鏡は冗談、と言いかけたが、綺麗になっている部屋を見て「俺たちどうすんだよ!お前はいいよな?でもさ…」と言うと、安藤は「なぁ、俺たちそれぞれの目的があってきたんだよな、親も了承してさ」
「守里は目的を叶えるため1歩進んだんだよ、鏡、俺たちだけでジャンク屋やろうや」
と言うと「あんど、お前もシェフになったらここ離れるって目的あんじゃん、俺は?」
すると安藤は「俺の目的はまだまだ遠い先に話だぜ?まず資金集めなんだからさ」
「それから学がない俺は勉強もする、何年、何十年先の話なんだ」
「考えても見ろよ、その間にかがが先に何か見つけるかもしれないんだぜ?」
ため息をついた安藤は「だから、ここは守里を温かく見送ろうぜ」
鏡はその場からどこかへ走っていってしまった。
守里は追うようにしたが、安藤は「そっとしておこうぜ、あいつも分かってくれるよ」
「ところで、俺、急いで今日ポトフ作ってご馳走するよ、味の保障はないけどな!」
何だか気になってはいた守里だが、夜まで鏡は帰って来なかった。
安藤の家に行く前に、照れながら花を買っていった守里だった。
安藤の家には、お母さんがいて花を喜んでくれたので安心しつつ、ポトフの準備をしている安藤の姿がシェフのように見えた。
お母さんは席を外してくれたが、そこへチャイム。
安藤が出ると、そこには照れている鏡の姿があった。
安藤は先に帰って準備をしていたのだが、最後の仕上げをして、3人で食べることにした。

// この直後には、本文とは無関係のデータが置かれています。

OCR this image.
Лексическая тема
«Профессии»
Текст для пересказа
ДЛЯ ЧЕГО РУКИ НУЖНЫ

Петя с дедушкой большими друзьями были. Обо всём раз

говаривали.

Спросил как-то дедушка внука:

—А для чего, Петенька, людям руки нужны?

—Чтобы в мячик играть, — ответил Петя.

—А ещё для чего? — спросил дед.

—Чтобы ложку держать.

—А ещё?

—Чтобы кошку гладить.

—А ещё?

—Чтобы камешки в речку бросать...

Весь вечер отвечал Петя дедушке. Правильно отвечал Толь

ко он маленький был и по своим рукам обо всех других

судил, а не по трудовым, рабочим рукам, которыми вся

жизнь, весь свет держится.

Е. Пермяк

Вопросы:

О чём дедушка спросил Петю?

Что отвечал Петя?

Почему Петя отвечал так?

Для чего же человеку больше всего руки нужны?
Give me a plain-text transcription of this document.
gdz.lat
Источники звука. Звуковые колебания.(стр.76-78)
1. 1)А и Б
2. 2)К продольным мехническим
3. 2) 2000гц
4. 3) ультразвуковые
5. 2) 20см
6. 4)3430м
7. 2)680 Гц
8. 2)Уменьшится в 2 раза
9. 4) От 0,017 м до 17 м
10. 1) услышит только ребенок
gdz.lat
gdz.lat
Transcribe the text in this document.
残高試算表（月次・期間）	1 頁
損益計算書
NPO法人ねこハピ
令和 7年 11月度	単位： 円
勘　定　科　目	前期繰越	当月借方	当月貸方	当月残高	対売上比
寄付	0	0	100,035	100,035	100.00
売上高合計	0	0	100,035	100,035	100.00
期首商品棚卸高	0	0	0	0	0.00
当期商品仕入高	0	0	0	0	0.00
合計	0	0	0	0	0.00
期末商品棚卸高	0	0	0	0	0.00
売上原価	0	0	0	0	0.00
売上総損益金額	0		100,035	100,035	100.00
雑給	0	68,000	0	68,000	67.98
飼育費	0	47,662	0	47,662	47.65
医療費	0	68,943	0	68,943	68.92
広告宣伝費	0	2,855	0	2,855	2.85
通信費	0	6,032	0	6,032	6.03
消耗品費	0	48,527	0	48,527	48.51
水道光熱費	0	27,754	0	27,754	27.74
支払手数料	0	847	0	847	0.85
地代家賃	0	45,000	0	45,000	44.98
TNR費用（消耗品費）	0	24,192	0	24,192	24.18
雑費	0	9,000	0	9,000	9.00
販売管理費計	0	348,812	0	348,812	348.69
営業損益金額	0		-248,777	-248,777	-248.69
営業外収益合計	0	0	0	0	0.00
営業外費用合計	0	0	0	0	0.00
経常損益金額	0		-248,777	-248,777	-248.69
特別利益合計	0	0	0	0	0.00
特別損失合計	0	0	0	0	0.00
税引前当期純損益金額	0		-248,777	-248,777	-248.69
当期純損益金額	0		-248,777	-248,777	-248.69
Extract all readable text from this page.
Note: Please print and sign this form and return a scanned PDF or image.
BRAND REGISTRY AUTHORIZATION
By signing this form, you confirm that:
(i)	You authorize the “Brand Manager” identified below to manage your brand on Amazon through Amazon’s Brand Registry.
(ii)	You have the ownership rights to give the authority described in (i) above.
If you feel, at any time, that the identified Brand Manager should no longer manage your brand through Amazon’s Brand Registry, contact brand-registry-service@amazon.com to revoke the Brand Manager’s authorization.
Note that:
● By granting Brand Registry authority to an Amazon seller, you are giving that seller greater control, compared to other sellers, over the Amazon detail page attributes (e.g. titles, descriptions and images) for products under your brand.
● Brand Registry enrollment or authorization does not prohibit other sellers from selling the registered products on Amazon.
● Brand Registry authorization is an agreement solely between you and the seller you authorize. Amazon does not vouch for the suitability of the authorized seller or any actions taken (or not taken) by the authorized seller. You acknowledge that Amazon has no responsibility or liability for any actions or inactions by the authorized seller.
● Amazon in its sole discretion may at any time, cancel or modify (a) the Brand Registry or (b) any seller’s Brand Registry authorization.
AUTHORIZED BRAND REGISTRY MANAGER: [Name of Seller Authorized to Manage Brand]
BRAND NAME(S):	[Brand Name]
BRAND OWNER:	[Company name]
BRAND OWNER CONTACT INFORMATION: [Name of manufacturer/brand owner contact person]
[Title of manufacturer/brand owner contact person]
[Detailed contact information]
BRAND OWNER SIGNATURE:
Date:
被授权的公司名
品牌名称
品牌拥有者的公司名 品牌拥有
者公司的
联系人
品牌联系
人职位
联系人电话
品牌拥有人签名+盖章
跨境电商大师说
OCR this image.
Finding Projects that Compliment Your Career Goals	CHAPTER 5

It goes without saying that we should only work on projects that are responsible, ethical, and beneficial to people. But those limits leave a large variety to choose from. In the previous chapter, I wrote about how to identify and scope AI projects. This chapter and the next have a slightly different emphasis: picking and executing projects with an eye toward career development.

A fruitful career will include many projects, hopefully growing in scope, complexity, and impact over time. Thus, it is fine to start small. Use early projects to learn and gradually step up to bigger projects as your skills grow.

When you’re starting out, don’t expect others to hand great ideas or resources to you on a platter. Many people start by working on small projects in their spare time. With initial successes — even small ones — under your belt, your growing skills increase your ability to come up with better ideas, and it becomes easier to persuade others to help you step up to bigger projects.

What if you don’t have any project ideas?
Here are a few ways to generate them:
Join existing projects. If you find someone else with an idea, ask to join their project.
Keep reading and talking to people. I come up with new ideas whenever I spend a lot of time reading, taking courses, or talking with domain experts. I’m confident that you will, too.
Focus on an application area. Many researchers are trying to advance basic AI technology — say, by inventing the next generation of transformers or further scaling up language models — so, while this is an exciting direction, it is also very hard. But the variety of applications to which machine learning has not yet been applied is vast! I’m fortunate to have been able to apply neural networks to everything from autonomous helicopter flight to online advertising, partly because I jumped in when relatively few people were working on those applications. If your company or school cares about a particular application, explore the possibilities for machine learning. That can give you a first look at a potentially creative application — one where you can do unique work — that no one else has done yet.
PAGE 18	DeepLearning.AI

すると鏡が「あのさ、あれから考えてあんどの家に来て話したんだけど…んでさ拾って…」
とおほんと言い、守里に「…ってまあそれはいいとして、来た時にど緊張で挨拶に来てテンパってたよな」すると安藤が「そうそう、ジャンク屋の守里でプレハブの人間で…とかわけわかんない説明親にして」と3人で笑っていた。
「ジャンク屋ってなんだぁとかさ、お前面白いからな」
と鏡は言いながら「あんど!お前このポトフ、マジで上手い!」
守里も一緒に「マジで上手い!まだまだ食える!」と楽しげに言った。
すると、鏡と安藤は、照れながら「まあさ、故郷だと思ってまた何かあったら戻って来いよ!」
そして「拾いものでなんだけど俺たちから…」と「勇気」と書いた缶バッチを渡してくれた。
握りしめながら、真剣な顔で「ありがとな!大事にするよ…!」
と2人と握手を交わしながら、2人を後に、ゲンナ号に向かうことにした。
「勇気…」
そう1人事を言いながら、ゲンナ号に向かった。